[Collisions] "controlled interruption" - 127/8 versus RFC1918 space

Joe Abley jabley at hopcount.ca
Thu Jan 9 17:14:21 UTC 2014


Hi Jeff,

On 2014-01-09, at 11:18, Jeff Schmidt <jschmidt at jasadvisors.com> wrote:

> re: "controlled interruption" (see http://domainincite.com/15512-controlled-interruption-as-a-means-to-prevent-name-collisions-guest-post)

The title of that article is a bit misleading; this appears not to be a method for preventing name collisions, but rather a method for changing the fallout from a collision.

The implementation is a bit vague, too.

Are you talking about changing the mechanism by which new TLDs are provisioned, such that a new TLD will initially be implemented with A and MX records in the root zone, to be followed by a more conventional NS set later?

Or are you rather talking about introducing a new requirement for new gTLD registry operators whereby delegations from the TLD zone are handled that way?

Given the number of new gTLDs that have already been delegated, it seems as though implementation of the former has a dependency on some form of time travel. I can't speak to the feasibility of changing delegation policy for new gTLD registry operators, but I suspect any change in their operational requirements here is at best impractical, and at worst likely to result in a partial mesh of lawsuits.
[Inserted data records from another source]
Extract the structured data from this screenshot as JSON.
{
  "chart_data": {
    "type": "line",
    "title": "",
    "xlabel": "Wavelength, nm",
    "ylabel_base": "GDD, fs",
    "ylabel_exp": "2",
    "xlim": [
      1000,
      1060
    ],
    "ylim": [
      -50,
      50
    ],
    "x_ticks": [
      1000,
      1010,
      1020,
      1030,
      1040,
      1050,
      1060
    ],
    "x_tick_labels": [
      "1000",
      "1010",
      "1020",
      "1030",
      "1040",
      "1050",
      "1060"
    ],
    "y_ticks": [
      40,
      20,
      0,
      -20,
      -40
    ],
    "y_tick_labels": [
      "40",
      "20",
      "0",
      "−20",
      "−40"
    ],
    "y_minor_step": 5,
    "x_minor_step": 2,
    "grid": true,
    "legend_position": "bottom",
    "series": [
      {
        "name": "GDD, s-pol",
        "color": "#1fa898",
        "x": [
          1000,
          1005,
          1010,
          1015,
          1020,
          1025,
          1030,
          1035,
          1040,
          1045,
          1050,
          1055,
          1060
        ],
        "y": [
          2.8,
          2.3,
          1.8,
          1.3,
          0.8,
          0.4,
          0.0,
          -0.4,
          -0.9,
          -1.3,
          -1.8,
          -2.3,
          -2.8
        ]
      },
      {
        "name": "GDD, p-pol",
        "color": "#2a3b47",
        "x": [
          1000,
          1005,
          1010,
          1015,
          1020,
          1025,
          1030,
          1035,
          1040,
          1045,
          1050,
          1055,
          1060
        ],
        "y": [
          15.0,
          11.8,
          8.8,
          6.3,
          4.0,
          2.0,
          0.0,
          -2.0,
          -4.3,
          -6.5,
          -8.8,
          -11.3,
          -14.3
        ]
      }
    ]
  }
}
Specifying the use of a wildcard in a TLD zone (as you suggest as a possible mechanism) is bringing back all kinds of bad memories. A nod towards mail (with the MX reference) is better than the assumption that the only thing anybody ever looks up in the DNS is an address, but it's far from exhaustive. What about SRV lookups by Active Directory clients, for example, or TXT lookups by systems receiving mail? What about all the internal uses of DNS we don't know about? You talk about A records; what about IPv6?

More generally, it's not clear to me that your proposed approach (wherever and however it is implemented) is going to offer much relief for people who might be afflicted by a collision between an internal-use name and a name in the global DNS namespace. Which particular damage scenarios do you think would be mitigated (or easier to diagnose) if this kind of idea was in place?